Brian Ford's article, and the resulting discussion, on Movies You Should Love But Hate Anyway is excellent, as is the response one, on Movies You Should Hate But Loved.
Both made me think we need to do something similar for books.
So what ARE some books you should love but hated? Depending on interest this can spin off - or also include here - Books You Should Hate But Loved
Three books come to mind:
The Life of Pi - Critics raved about it. Book clubs - including at least one I'm in - read it. But it annoyed the hell out of me. The writing style was awful. It was more new agey than Deepak Chopka on a bad hair day. It. Just. Sucked.
The Collectors - Ok, maybe "love" is too strong a word but this book immediately jumped onto the best-seller list
and that means someone out there really likes the author and the books. But the writing was crap, the plot predictable and there was even a character who was a conspiracy nut named, of course, Oliver Stone.

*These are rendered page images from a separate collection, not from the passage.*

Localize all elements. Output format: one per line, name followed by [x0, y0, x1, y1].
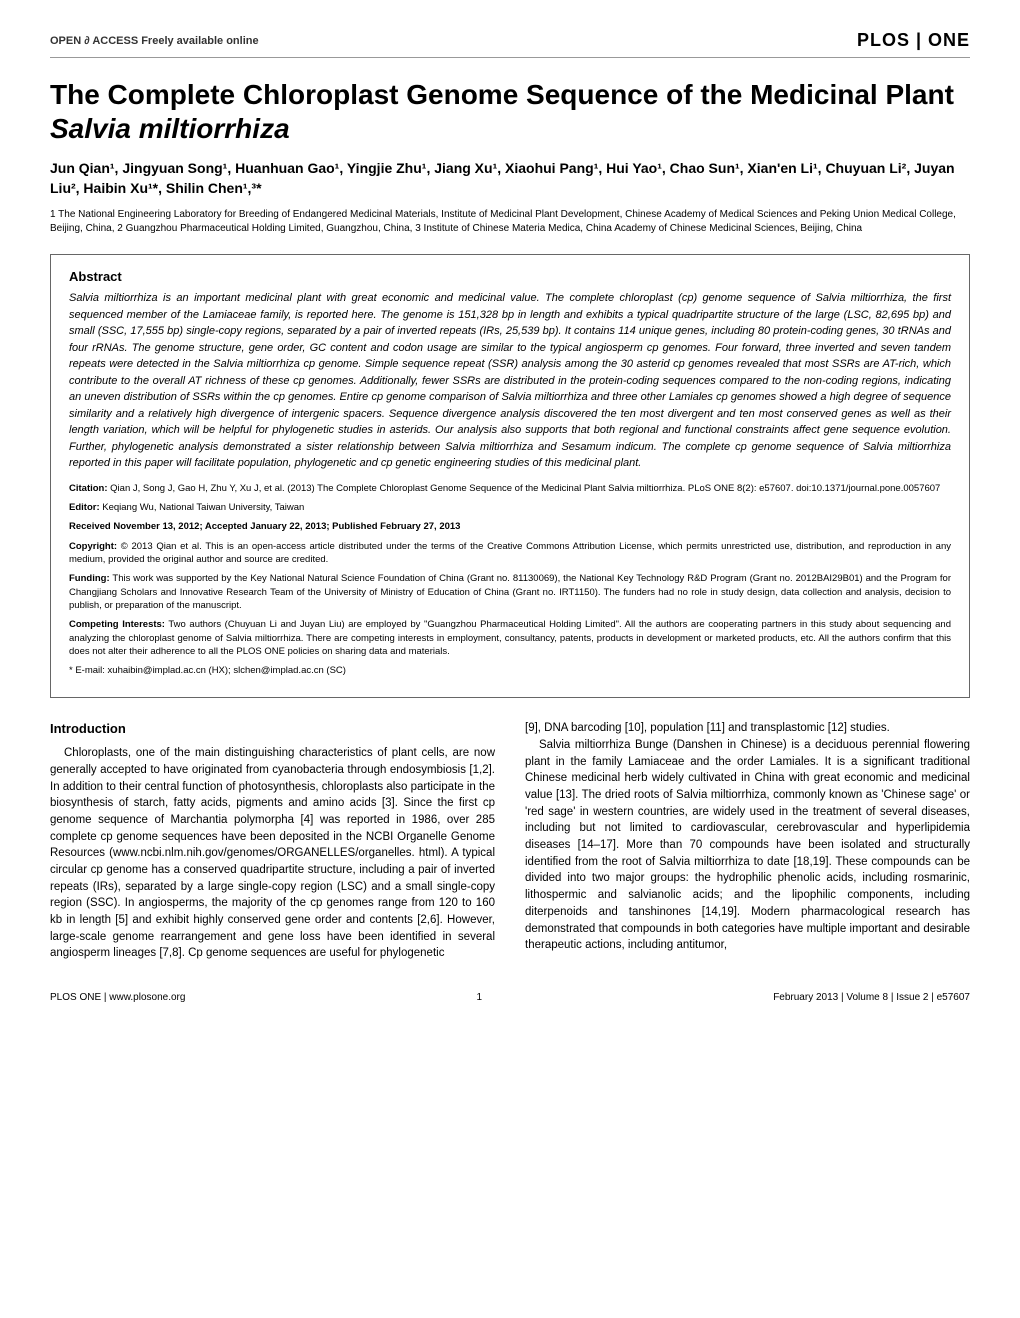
citation-label: Citation:: [69, 483, 108, 494]
abstract-text: Salvia miltiorrhiza is an important medi…: [69, 290, 951, 472]
author-list: Jun Qian¹, Jingyuan Song¹, Huanhuan Gao¹…: [50, 159, 970, 198]
competing-row: Competing Interests: Two authors (Chuyua…: [69, 618, 951, 658]
competing-label: Competing Interests:: [69, 619, 165, 630]
email-row: * E-mail: xuhaibin@implad.ac.cn (HX); sl…: [69, 664, 951, 677]
main-columns: Introduction Chloroplasts, one of the ma…: [50, 720, 970, 962]
intro-paragraph-1-cont: [9], DNA barcoding [10], population [11]…: [525, 720, 970, 737]
title-species: Salvia miltiorrhiza: [50, 113, 290, 144]
competing-text: Two authors (Chuyuan Li and Juyan Liu) a…: [69, 619, 951, 657]
journal-logo: PLOS | ONE: [857, 30, 970, 51]
page-header: OPEN ∂ ACCESS Freely available online PL…: [50, 30, 970, 58]
copyright-text: © 2013 Qian et al. This is an open-acces…: [69, 541, 951, 565]
editor-row: Editor: Keqiang Wu, National Taiwan Univ…: [69, 501, 951, 514]
footer-left: PLOS ONE | www.plosone.org: [50, 992, 185, 1003]
affiliations: 1 The National Engineering Laboratory fo…: [50, 208, 970, 236]
citation-row: Citation: Qian J, Song J, Gao H, Zhu Y, …: [69, 482, 951, 495]
funding-label: Funding:: [69, 573, 110, 584]
abstract-heading: Abstract: [69, 269, 951, 284]
page-footer: PLOS ONE | www.plosone.org 1 February 20…: [50, 992, 970, 1003]
funding-row: Funding: This work was supported by the …: [69, 572, 951, 612]
article-title: The Complete Chloroplast Genome Sequence…: [50, 78, 970, 145]
dates-text: Received November 13, 2012; Accepted Jan…: [69, 521, 460, 532]
intro-paragraph-1: Chloroplasts, one of the main distinguis…: [50, 745, 495, 962]
citation-text: Qian J, Song J, Gao H, Zhu Y, Xu J, et a…: [108, 483, 941, 494]
intro-paragraph-2: Salvia miltiorrhiza Bunge (Danshen in Ch…: [525, 737, 970, 954]
funding-text: This work was supported by the Key Natio…: [69, 573, 951, 611]
left-column: Introduction Chloroplasts, one of the ma…: [50, 720, 495, 962]
editor-label: Editor:: [69, 502, 100, 513]
editor-text: Keqiang Wu, National Taiwan University, …: [100, 502, 305, 513]
copyright-label: Copyright:: [69, 541, 117, 552]
introduction-heading: Introduction: [50, 720, 495, 739]
abstract-box: Abstract Salvia miltiorrhiza is an impor…: [50, 254, 970, 698]
title-text: The Complete Chloroplast Genome Sequence…: [50, 79, 954, 110]
open-access-badge: OPEN ∂ ACCESS Freely available online: [50, 35, 259, 47]
dates-row: Received November 13, 2012; Accepted Jan…: [69, 520, 951, 533]
right-column: [9], DNA barcoding [10], population [11]…: [525, 720, 970, 962]
footer-right: February 2013 | Volume 8 | Issue 2 | e57…: [773, 992, 970, 1003]
copyright-row: Copyright: © 2013 Qian et al. This is an…: [69, 540, 951, 567]
footer-page-number: 1: [477, 992, 483, 1003]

If I hadn't previously arranged to interview the author I would have stopped at page 100, per my 100-page rule (if after 100 pages you have no further interest in the plot or the characters than it's time to move on - too many books, not enough time, to read every good book out there.)
The only good thing about reading the book was that I was able to ask the author questions per the interview that included veiled insults and that provided some form of satisfaction.
At least when I read - and then wrote nasty reviews about - Tom Clancy's books (which also seems to be written by someone who is about as artful and subtle as a kick to the head) - I would increase my bicep muscles while
holding the books.
Atlas Shrugged and The Fountainhead - I know some who love this author, Ayn Rand, and her ideas and theories but to me it just sounds like a justification of selfishness. Yes, one should be able to rely on oneself but no
man is an island (hey, that's catchy) and to pretend otherwise just rubs me the wrong way. Her books seem like
way too thinly veiled attempts to explain her beliefs in a fictionalized setting, which - and, yes, I hold this against her - have led to way too many others to do the same from the Celestine Prophecy (hated it!) to, well, the Book of Pi.
And that brings us full circle so I'll stop there.